The SAVI team was fielding daily calls from around the world about their progress, so a weekly call was set up to share updates. To effectively counter SARS, the Canadian health research community knew they needed to work with researchers from around the world, and BC’s open information-sharing about the research process and findings was greatly appreciated. In fact, the lessons learned in 2003 informed global virology and pandemic response, allowing for continued rapid response, genome sequencing and health research improvement against viruses.
Both Marco and Brett credit MSFHR for the parallel funding streams that supported the researchers who sequenced the SARS genome and allowed SAVI to quickly develop the SARS vaccines.
“MSFHR has a wonderful way of finding star people, funding them, and letting them do the science they’re good at.”
“Many researchers have benefitted and have brought in great people. It’s given the province an identity,” Brett says.
In looking back at this pivotal research moment in 2003, Marco reflects on the legacy of Dr. Michael Smith, the scientist with whom he and Brett both worked at different times before his untimely passing in 2000. “Science is practiced by people as they seek to unravel mysteries, and the successes and quality of science-based organizations are reflected in the people they support. I know that Dr. Michael Smith understood that, and MSFHR’s beneficiaries and their many accomplishments are a great credit to the organization.”

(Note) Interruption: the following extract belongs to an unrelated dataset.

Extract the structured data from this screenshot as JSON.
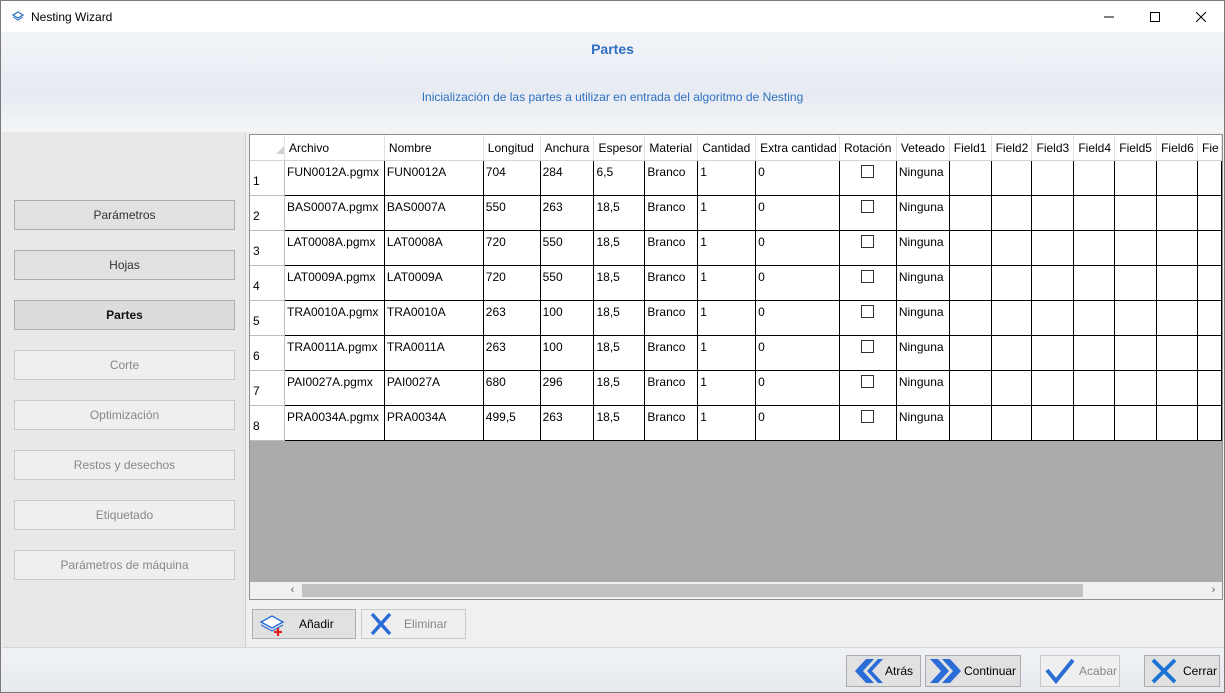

In 2001, Dr. Marco Marra was one of the first recipients of an MSFHR Scholar Award in recognition of his work in establishing Canada’s Michael Smith Genome Sciences Centre. Team members who were part of the success in sequencing the SARS genome also went on to receive MSFHR awards, including Dr. Jaswinder Khattra, whom Dr. Marra credits for developing the material required to sequence the SARS viral genome.
Co-led by Dr. B. Brett Finlay, SAVI was funded with a $2.6 million provincial government grant through MSFHR, which provided the team with administrative, communications, and financial systems support.
Both Dr. Marco Marra and Dr. B. Brett Finlay were inducted into the Canadian Medical Hall of Fame, joining over 140 Canadian citizens whose outstanding leadership and contributions to medicine and the health sciences in Canada and abroad have led to extraordinary improvements in human health.